講演を開始した瞬間、カメラのフラッシュは最高潮に達した。
 講演中の写真撮影は禁止としていたが、マイクを握った画を撮りたがることは予想できたので、講演冒頭だけはうるさく取り締まることはよそう。そんな話し合いをあらかじめ行っていた。

 自分を知る高坂の存在がどうしても気になる。高坂の方は極力見ないようにして、覚えた原稿内容を淡々と声に変えていく。

 聴講者の最前列に、A県知事とO市長の姿が見える。覆面への反応は心配だったが、その隣に座っている部長のにこやかな顔を見ていると、特段悪い印象には繋がっていないようだ。盛り上げることさえできれば、フクロウの本当の顔には興味がないということかもしれない。

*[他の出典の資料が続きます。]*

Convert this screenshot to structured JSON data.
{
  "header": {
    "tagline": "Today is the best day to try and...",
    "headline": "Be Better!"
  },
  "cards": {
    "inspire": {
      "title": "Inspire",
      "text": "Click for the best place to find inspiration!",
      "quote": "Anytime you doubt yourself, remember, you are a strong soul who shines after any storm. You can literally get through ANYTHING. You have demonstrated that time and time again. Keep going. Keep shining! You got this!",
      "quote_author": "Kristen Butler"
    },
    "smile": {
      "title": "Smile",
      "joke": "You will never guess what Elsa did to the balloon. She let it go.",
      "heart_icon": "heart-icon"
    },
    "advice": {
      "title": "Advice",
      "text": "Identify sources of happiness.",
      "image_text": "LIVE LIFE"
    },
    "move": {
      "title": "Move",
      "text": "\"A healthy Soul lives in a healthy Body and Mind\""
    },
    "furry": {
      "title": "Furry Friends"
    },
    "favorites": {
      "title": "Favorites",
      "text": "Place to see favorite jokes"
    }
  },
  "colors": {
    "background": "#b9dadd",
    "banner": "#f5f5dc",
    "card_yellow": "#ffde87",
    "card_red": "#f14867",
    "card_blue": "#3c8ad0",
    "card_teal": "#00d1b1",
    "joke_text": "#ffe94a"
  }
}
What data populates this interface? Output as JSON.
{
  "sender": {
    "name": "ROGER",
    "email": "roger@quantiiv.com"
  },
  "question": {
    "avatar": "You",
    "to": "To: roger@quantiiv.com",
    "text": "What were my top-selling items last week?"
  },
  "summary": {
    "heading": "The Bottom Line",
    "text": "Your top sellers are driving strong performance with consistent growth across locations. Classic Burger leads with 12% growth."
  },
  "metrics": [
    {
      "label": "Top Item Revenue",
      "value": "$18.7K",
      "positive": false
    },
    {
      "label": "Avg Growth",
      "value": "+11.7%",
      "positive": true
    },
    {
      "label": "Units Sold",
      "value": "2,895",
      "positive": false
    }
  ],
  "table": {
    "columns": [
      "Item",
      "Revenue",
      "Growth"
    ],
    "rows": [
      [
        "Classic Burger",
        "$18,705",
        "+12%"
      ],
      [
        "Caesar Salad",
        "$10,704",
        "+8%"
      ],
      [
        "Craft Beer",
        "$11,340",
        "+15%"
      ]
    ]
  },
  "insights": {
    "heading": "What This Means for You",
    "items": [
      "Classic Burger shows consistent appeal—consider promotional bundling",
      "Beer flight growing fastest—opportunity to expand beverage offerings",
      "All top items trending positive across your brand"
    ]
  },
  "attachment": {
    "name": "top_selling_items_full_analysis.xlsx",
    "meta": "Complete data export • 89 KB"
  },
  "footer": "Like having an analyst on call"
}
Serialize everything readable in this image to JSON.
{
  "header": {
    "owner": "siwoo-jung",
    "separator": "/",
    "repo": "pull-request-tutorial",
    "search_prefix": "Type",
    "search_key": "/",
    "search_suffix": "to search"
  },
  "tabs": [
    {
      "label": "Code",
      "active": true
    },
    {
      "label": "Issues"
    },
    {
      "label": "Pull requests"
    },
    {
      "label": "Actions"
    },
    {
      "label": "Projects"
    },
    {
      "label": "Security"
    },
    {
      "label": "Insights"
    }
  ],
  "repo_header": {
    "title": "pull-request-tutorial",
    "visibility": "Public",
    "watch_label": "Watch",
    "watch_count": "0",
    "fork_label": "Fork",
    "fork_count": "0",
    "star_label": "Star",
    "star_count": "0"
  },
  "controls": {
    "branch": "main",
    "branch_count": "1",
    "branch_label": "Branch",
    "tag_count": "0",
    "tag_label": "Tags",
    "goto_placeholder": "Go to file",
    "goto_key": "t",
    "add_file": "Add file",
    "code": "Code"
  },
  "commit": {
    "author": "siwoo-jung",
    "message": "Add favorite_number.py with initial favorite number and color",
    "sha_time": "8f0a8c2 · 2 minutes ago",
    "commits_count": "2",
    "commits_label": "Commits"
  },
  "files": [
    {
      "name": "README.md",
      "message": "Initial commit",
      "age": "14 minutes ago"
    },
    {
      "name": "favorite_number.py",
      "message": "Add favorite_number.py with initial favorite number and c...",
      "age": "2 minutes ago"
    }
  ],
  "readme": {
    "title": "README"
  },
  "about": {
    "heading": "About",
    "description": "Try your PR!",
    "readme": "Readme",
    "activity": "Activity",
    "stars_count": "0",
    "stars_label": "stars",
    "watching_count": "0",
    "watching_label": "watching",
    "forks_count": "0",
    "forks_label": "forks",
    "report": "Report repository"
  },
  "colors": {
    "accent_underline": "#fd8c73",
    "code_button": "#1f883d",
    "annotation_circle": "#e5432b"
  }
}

 定員五百名の会場は満員御礼となっていた。駆け付けたマスコミは三十社以上。報道のされ方は気になるものの、今回のシンポジウムは成功だと言い切っても差し支えないだろう。
 
 講演は順調に進められている。
 何とか原稿を見ることなく、やりきれそうな感触である。
 スライドを用いた説明も終わり、最後はメッセージで締める。

「私はこのO市に生まれ、O市に育てられました。O市を深く愛しています。今日来てくださっているO市の皆さん、今後も一緒にO市を盛り上げましょう。O市以外の皆さん、また是非O市に遊びに来てください。皆さんがO市に捧げてくれた活動が、私の創作の原動力です」

 何とか言い切ることができた。
 講演を終え、会場前方の講演者控え席に着く。だが、ここにきて大きな問題が発生していた。覆面というものは、長時間装着するのはあまりに苦行であることに気付いたのである。
 早く帰りたい。
 兎にも角にも、このシンポジウムが無事に終わることに思いを馳せた。